A response to a global analysis of urban process transformation within the naturalization process of creative destruction

(The following is a short response to the ideas presented in the hyperlinked essays within the text)       

            The methods (presented in the essay, “Anthropogenic transformation of the biomes, 1700-2000” by Ellis, Goldewijk, Sieber, Lightman and Ramankutty) of identifying and classifying the “natural” biomes’ transformation to what we may “presently” perceive as the “synthetic” anthromes relies on formal qualities through the intensification of population, density and land-use in the process of “urbanization,” rather than the ephemeral unquantifiable variables which are unique to each micro region; such as socio-political issues which produces the site-specific forms of transformation.  The study seems to generalize and categorize ecological transformation and grouped regardless of their planetary existence in their respective micro ecologies and only considers the “ecological measurements and social surveys of human practice at the relatively fine spatial scales…”[1] as new systemic methods are to be placed towards the end after a global generalized understanding.  As no site is similar, especially at a micro scale, an understanding, which solely intensely evaluates classification at a macro scale, presents a danger in terms of understanding the process of “urbanization,” as the minute variables are just as important. 

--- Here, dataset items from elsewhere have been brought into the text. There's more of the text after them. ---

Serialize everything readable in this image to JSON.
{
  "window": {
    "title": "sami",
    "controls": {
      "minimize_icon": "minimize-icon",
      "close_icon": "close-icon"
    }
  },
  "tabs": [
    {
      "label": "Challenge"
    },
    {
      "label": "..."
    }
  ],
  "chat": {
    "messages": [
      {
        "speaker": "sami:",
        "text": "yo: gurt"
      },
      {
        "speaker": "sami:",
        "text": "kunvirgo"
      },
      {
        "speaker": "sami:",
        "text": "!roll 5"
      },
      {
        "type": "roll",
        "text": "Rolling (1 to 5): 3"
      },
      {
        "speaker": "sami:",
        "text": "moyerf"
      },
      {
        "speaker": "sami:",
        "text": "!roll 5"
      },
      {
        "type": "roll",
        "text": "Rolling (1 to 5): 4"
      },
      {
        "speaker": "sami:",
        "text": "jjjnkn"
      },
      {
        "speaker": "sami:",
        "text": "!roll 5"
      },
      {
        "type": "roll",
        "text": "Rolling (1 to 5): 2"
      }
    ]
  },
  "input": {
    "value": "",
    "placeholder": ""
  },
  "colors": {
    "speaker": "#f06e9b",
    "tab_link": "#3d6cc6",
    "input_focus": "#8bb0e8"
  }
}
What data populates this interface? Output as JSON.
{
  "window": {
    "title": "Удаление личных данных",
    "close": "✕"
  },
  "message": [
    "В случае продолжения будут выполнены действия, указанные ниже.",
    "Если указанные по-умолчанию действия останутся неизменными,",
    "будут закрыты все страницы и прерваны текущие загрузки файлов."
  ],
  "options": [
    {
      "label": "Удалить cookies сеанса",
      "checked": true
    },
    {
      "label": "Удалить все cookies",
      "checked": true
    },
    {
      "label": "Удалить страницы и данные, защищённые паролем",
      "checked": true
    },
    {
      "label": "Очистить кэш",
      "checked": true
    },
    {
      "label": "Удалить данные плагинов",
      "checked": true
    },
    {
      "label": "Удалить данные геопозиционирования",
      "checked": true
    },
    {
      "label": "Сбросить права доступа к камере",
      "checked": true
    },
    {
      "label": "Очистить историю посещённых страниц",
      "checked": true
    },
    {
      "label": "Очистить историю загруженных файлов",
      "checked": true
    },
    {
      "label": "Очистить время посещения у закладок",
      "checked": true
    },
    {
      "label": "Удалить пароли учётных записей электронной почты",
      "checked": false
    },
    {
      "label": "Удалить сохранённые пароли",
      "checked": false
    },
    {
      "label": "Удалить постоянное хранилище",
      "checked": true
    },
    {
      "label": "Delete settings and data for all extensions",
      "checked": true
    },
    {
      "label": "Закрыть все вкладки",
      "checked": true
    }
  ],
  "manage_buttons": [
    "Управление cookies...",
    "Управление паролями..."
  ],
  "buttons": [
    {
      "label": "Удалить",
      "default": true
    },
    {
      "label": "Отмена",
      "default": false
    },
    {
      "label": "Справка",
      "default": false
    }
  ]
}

            As posited by David Harvey (in his essay, “Neo-liberalism as Creative Destruction”), this method of system placement or reorganization of infrastructure, whether materialized or social, could potentially cause a creative destruction, as a macro perspective may fail to see the unique specific individual needs of a specific micro site.  However, as the implementation is used over time through “urbanization,” it would naturalize, localize and contribute to the further evolution and hybrid production of the anthromes as it would be in dialectic with social processes.  Through the creative destruction’s naturalization onto the process of “urbanization,” the classifications of the biomes’ transformation to anthromes to generate standardized methods are irrelevant if these systems would be naturalized on the new environments they are placed.


[1] Erle Ellis, Kees Klein Goldewijk, Stefan Siebert, Deborah Lightman and Navin Ramankutty; “Anthropogenic transformation of the biomes, 1700 to 2000;” P 604.